BeitragVerfasst am: 21 März 2009 - 14:30:17    Titel: Diebstahl von Toten

Hallo,

habe hier ein kleines Problem. kurz zum Sachverhalt:

"A sieht in einem Graben auf seinem Grundstück die Leiche des ihm flüchtig bekannten V liegen. A erkennt sofort, dass V eines natürlichen Todes gestorben ist. Um die "Gunst der Stunde" zu nutzen, zieht er nicht nur die wervolle Armbanduhr vom Arm des Toten, sondern bricht auch einen Goldzahn aus dessen Kiefer, um beides "zu Geld zu machen".
Danach benachrichtigt er den einzigen Angehörigen, den Sohn des Toten S."
§168 ist nicht zu prüfen!


Es geht hier nur um den Teil mit dem Zahngold.
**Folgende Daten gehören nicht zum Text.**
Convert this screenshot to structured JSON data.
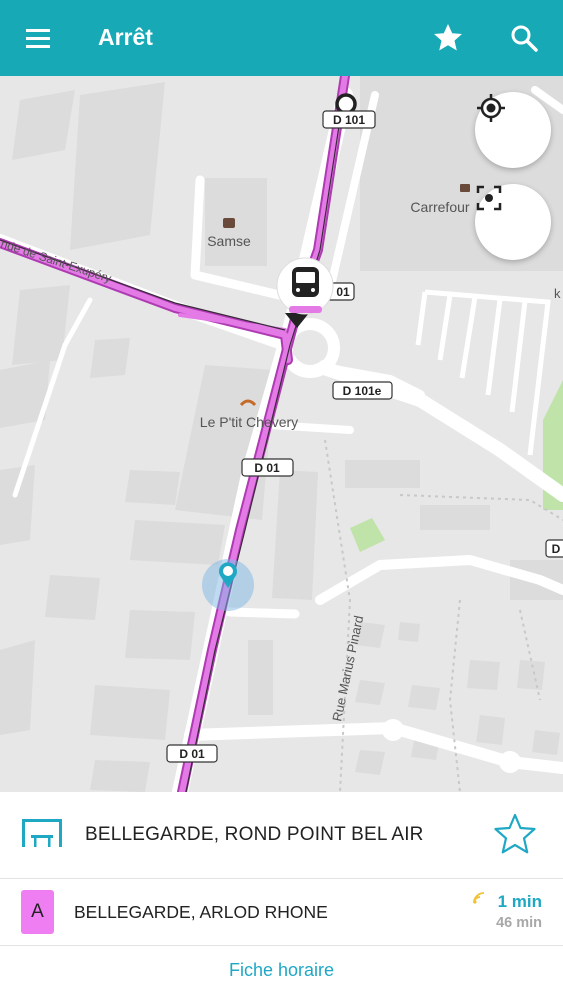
{
  "appbar": {
    "title": "Arrêt",
    "menu_icon": "menu-icon",
    "favorite_icon": "star-icon",
    "search_icon": "search-icon",
    "color": "#18a9b7"
  },
  "map": {
    "road_labels": [
      "D 101",
      "D 01",
      "D 101e",
      "D 01",
      "D 01",
      "D"
    ],
    "poi_labels": [
      "Samse",
      "Carrefour",
      "Le P'tit Chevery",
      "Rue Marius Pinard",
      "nde de Saint-Exupéry",
      "k"
    ],
    "route_color": "#e37ae6",
    "locate_icon": "crosshair-icon",
    "focus_icon": "focus-frame-icon"
  },
  "stop": {
    "name": "BELLEGARDE, ROND POINT BEL AIR",
    "icon": "bus-shelter-icon",
    "favorite_icon": "star-outline-icon"
  },
  "departure": {
    "line": "A",
    "line_color": "#f07ef3",
    "destination": "BELLEGARDE, ARLOD RHONE",
    "next": "1 min",
    "following": "46 min",
    "realtime_icon": "realtime-signal-icon"
  },
  "schedule_link": "Fiche horaire"
}
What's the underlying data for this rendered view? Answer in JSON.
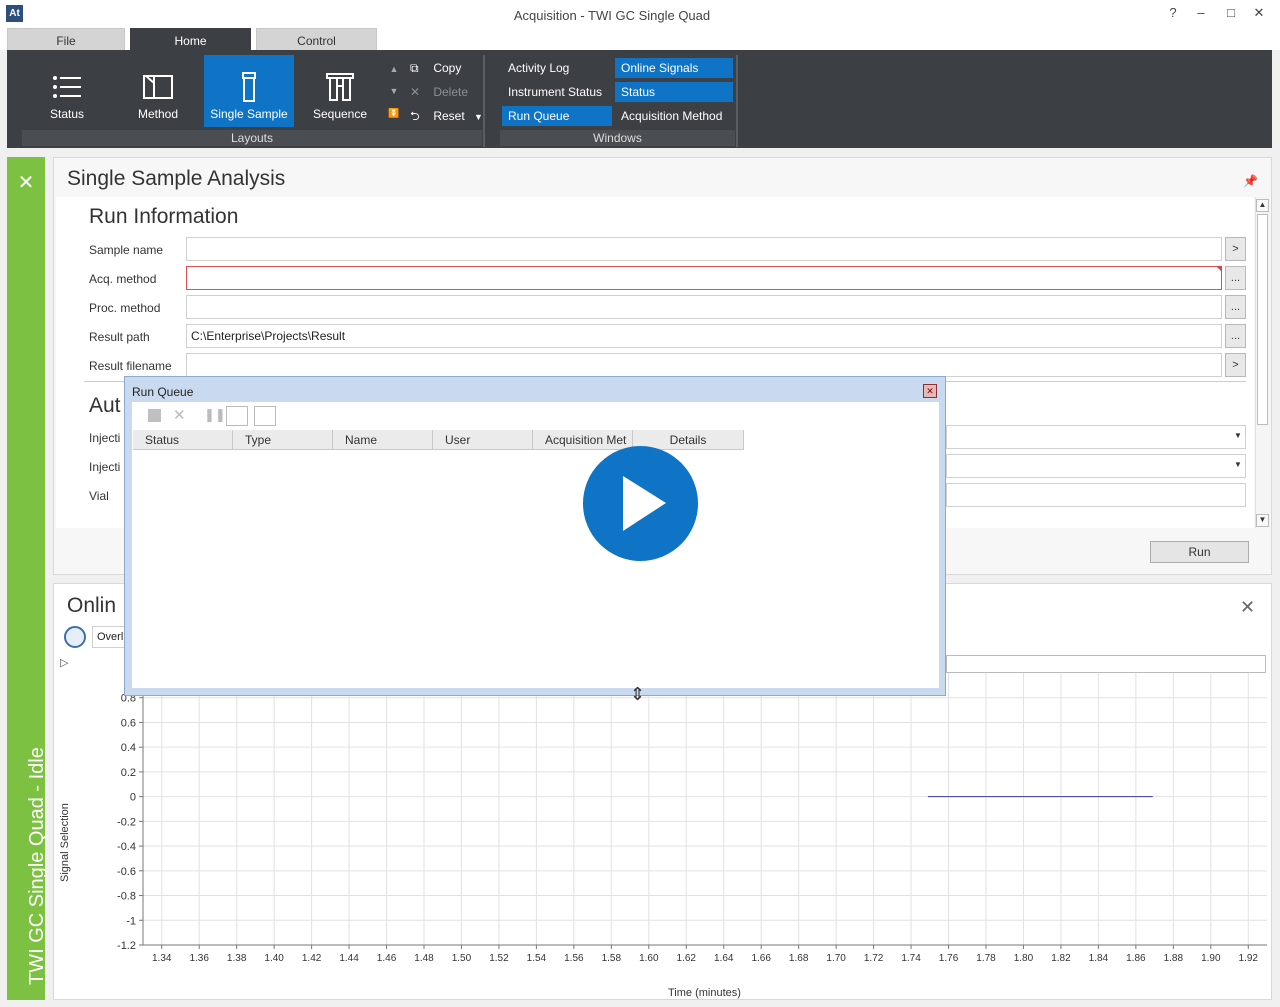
{
  "window": {
    "title": "Acquisition - TWI GC Single Quad",
    "app_icon": "At",
    "help": "?",
    "minimize": "–",
    "maximize": "□",
    "close": "✕"
  },
  "tabs": [
    {
      "label": "File",
      "active": false
    },
    {
      "label": "Home",
      "active": true
    },
    {
      "label": "Control",
      "active": false
    }
  ],
  "ribbon": {
    "layouts": {
      "status": "Status",
      "method": "Method",
      "single_sample": "Single Sample",
      "sequence": "Sequence",
      "copy": "Copy",
      "delete": "Delete",
      "reset": "Reset",
      "group_label": "Layouts"
    },
    "windows": {
      "activity_log": "Activity Log",
      "online_signals": "Online Signals",
      "instrument_status": "Instrument Status",
      "status": "Status",
      "run_queue": "Run Queue",
      "acquisition_method": "Acquisition Method",
      "group_label": "Windows"
    },
    "accent": "#0f73c6"
  },
  "sidebar": {
    "label": "TWI GC Single Quad - Idle",
    "close": "✕",
    "color": "#7dc142"
  },
  "single_sample": {
    "title": "Single Sample Analysis",
    "run_info_title": "Run Information",
    "fields": {
      "sample_name": {
        "label": "Sample name",
        "value": "",
        "btn": ">"
      },
      "acq_method": {
        "label": "Acq. method",
        "value": "",
        "btn": "..."
      },
      "proc_method": {
        "label": "Proc. method",
        "value": "",
        "btn": "..."
      },
      "result_path": {
        "label": "Result path",
        "value": "C:\\Enterprise\\Projects\\Result",
        "btn": "..."
      },
      "result_filename": {
        "label": "Result filename",
        "value": "",
        "btn": ">"
      }
    },
    "auto_title": "Aut",
    "injection1_label": "Injecti",
    "injection2_label": "Injecti",
    "vial_label": "Vial",
    "run_button": "Run"
  },
  "online": {
    "title": "Onlin",
    "overlay_value": "Overl",
    "close": "✕",
    "y_axis_label": "Signal Selection",
    "x_axis_label": "Time (minutes)"
  },
  "run_queue": {
    "title": "Run Queue",
    "close": "✕",
    "columns": [
      "Status",
      "Type",
      "Name",
      "User",
      "Acquisition Met",
      "Details"
    ]
  },
  "chart_data": {
    "type": "line",
    "xlabel": "Time (minutes)",
    "ylabel": "Signal Selection",
    "y_ticks": [
      "0.8",
      "0.6",
      "0.4",
      "0.2",
      "0",
      "-0.2",
      "-0.4",
      "-0.6",
      "-0.8",
      "-1",
      "-1.2"
    ],
    "x_ticks": [
      "1.34",
      "1.36",
      "1.38",
      "1.40",
      "1.42",
      "1.44",
      "1.46",
      "1.48",
      "1.50",
      "1.52",
      "1.54",
      "1.56",
      "1.58",
      "1.60",
      "1.62",
      "1.64",
      "1.66",
      "1.68",
      "1.70",
      "1.72",
      "1.74",
      "1.76",
      "1.78",
      "1.80",
      "1.82",
      "1.84",
      "1.86",
      "1.88",
      "1.90",
      "1.92"
    ],
    "series": [
      {
        "x": [
          1.749,
          1.869
        ],
        "y": [
          0,
          0
        ],
        "color": "#3a3a9a"
      }
    ],
    "xlim": [
      1.33,
      1.93
    ],
    "ylim": [
      -1.2,
      1.0
    ],
    "grid": true
  }
}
Ein vollendeter Diebstahl scheidet aus, da das Gold nicht fremd ist.
Nun stellt sich die Frage für mich: muss ich hier im Gutachten auch den versuchten Diebstahl ansprechen und danach abgrenzen, ob ein möglicher Rechtsirrtum des A ein untauglicher Versuch oder ein Wahndelikt ist?
Bieten sich anhand der Angaben überhaupt genug Anhaltspunkte um annehmen zu können, dass der Täter hier einem Irrtum unterliegt (also davon ausgeht, dass Gold sei "fremd").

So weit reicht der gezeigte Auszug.